The Seven Sins of Buy Sell Agreements

Ted Kotsakis, President & CEO |


The 7 Sins of Buy-Sell Agreements


Even if you have an agreement in place, the Connelly Case shows us there are issues that could even lead to a taxable event if it isn't reviewed consistently. Here are some of the most common mistakes I've seen over the 40 years I've spent reviewing Buy-Sell Agreements:


  1. NEVER GOT SIGNED! The agreement gets drafted, and the partners never sign the agreement to execute it.


  1. The original agreement does not reflect the NEW OWNERS.


  1. NEVER FUNDED. The agreement was put in place, and even though the attorney told them to go fund it with insurance, they threw it in the drawer for it to collect dust.


  1. INCORRECT OWNERSHIP. Simply put, the party doing the buying should own the policy on the partner doing the dying.


  1. WRONG LANGUAGE regarding insurance. For example, some agreements will state that 100% of the life insurance needs to be used for the buy-out. What if the value is less? What about the left-over insurance money being used for replacing the deceased (key person).

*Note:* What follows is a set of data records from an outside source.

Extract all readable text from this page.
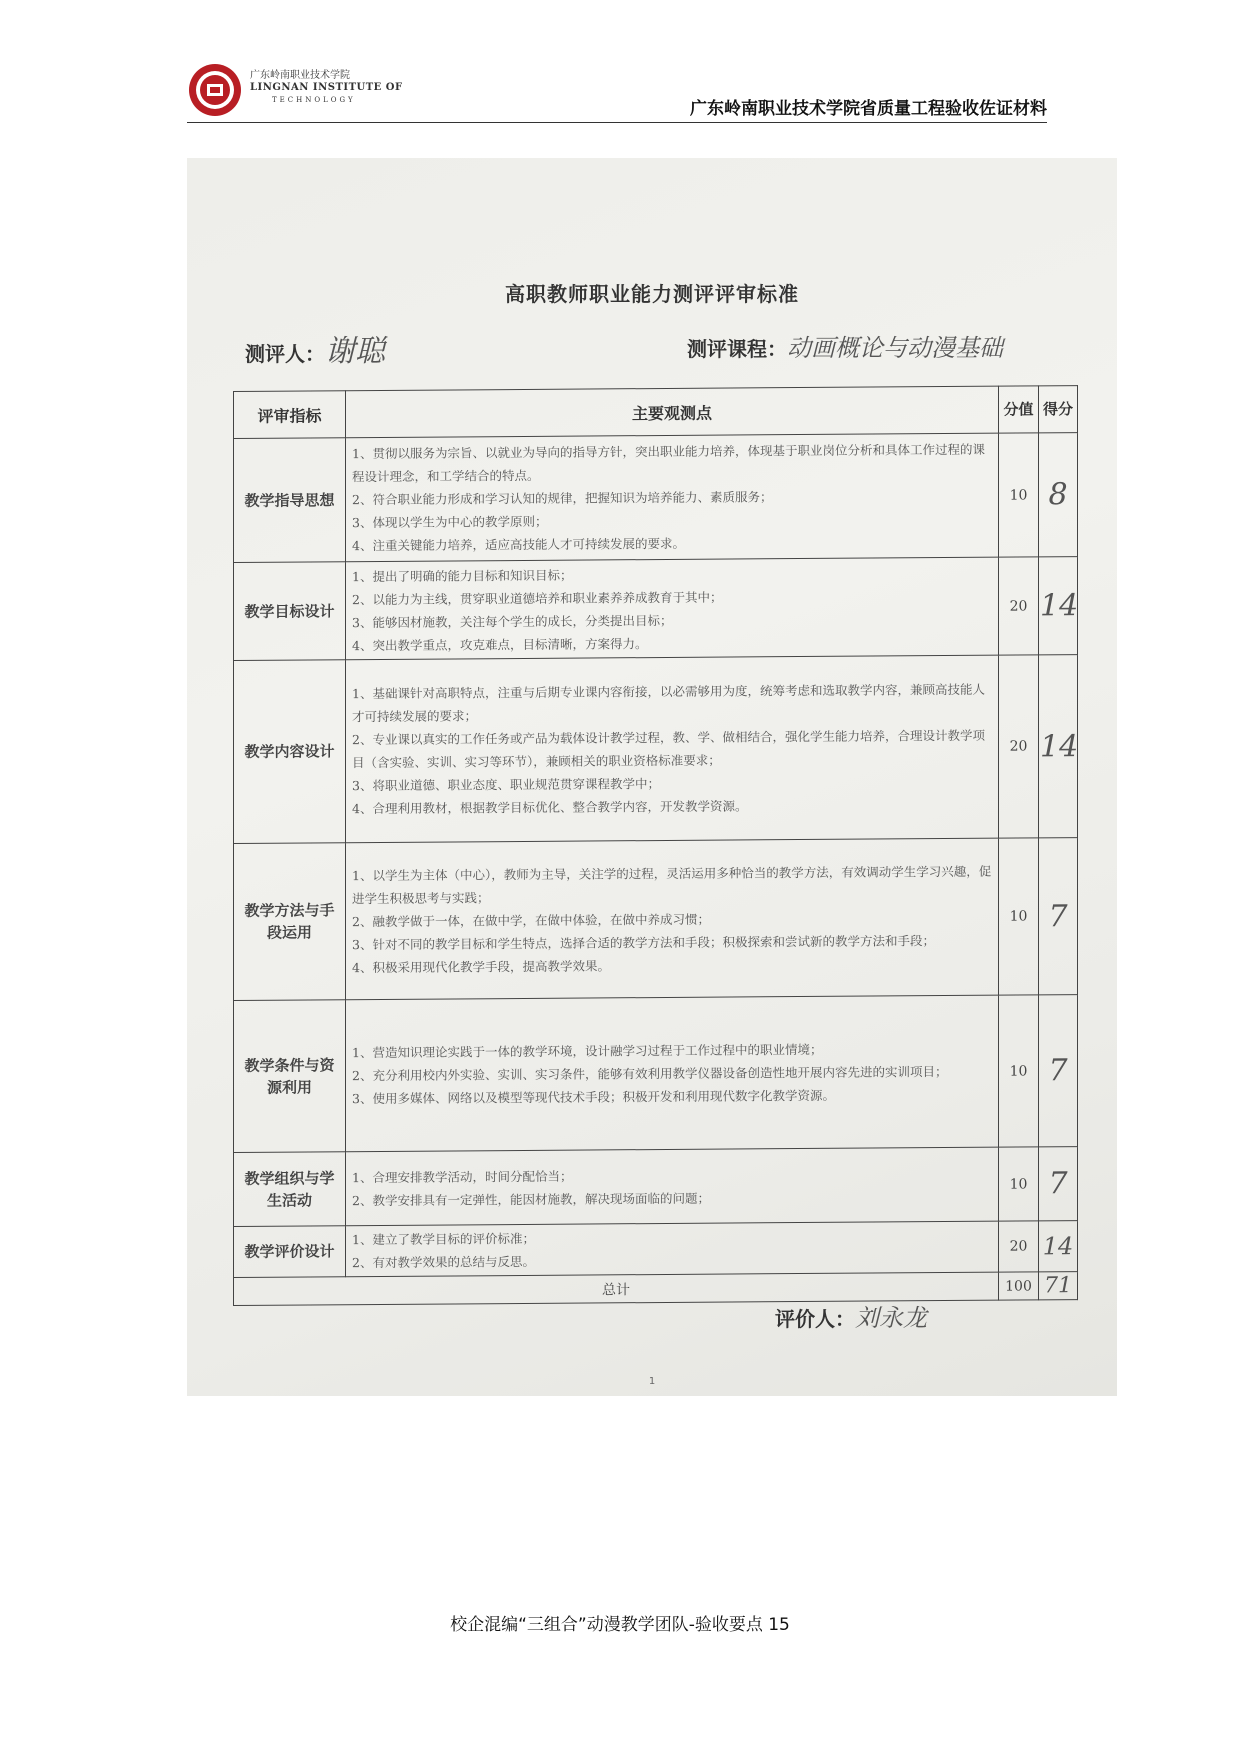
广东岭南职业技术学院
LINGNAN INSTITUTE OF
TECHNOLOGY	广东岭南职业技术学院省质量工程验收佐证材料
高职教师职业能力测评评审标准
测评人：谢聪	测评课程：动画概论与动漫基础
评审指标	主要观测点	分值	得分
教学指导思想	1、贯彻以服务为宗旨、以就业为导向的指导方针，突出职业能力培养，体现基于职业岗位分析和具体工作过程的课程设计理念，和工学结合的特点。
2、符合职业能力形成和学习认知的规律，把握知识为培养能力、素质服务；
3、体现以学生为中心的教学原则；
4、注重关键能力培养，适应高技能人才可持续发展的要求。	10	8
教学目标设计	1、提出了明确的能力目标和知识目标；
2、以能力为主线，贯穿职业道德培养和职业素养养成教育于其中；
3、能够因材施教，关注每个学生的成长，分类提出目标；
4、突出教学重点，攻克难点，目标清晰，方案得力。	20	14
教学内容设计	1、基础课针对高职特点，注重与后期专业课内容衔接，以必需够用为度，统筹考虑和选取教学内容，兼顾高技能人才可持续发展的要求；
2、专业课以真实的工作任务或产品为载体设计教学过程，教、学、做相结合，强化学生能力培养，合理设计教学项目（含实验、实训、实习等环节），兼顾相关的职业资格标准要求；
3、将职业道德、职业态度、职业规范贯穿课程教学中；
4、合理利用教材，根据教学目标优化、整合教学内容，开发教学资源。	20	14
教学方法与手段运用	1、以学生为主体（中心），教师为主导，关注学的过程，灵活运用多种恰当的教学方法，有效调动学生学习兴趣，促进学生积极思考与实践；
2、融教学做于一体，在做中学，在做中体验，在做中养成习惯；
3、针对不同的教学目标和学生特点，选择合适的教学方法和手段；积极探索和尝试新的教学方法和手段；
4、积极采用现代化教学手段，提高教学效果。	10	7
教学条件与资源利用	1、营造知识理论实践于一体的教学环境，设计融学习过程于工作过程中的职业情境；
2、充分利用校内外实验、实训、实习条件，能够有效利用教学仪器设备创造性地开展内容先进的实训项目；
3、使用多媒体、网络以及模型等现代技术手段；积极开发和利用现代数字化教学资源。	10	7
教学组织与学生活动	1、合理安排教学活动，时间分配恰当；
2、教学安排具有一定弹性，能因材施教，解决现场面临的问题；	10	7
教学评价设计	1、建立了教学目标的评价标准；
2、有对教学效果的总结与反思。	20	14
总计		100	71
评价人：刘永龙
1
校企混编“三组合”动漫教学团队-验收要点 15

  1. Life insurance should be the down payment and the remainder should be paid with an installment note no longer than 5-10 years tops.


  1. Lack of language regarding professional designation such as loss of law license or medical license.



Here are easy questions to ask:

  1. Do you have a buy sell agreement?
  2. Is it funded or unfunded?
  3. When was the last time you reviewed it?
  4. Are you familiar with the Connelly Case and the potential negative impact on agreements already in place?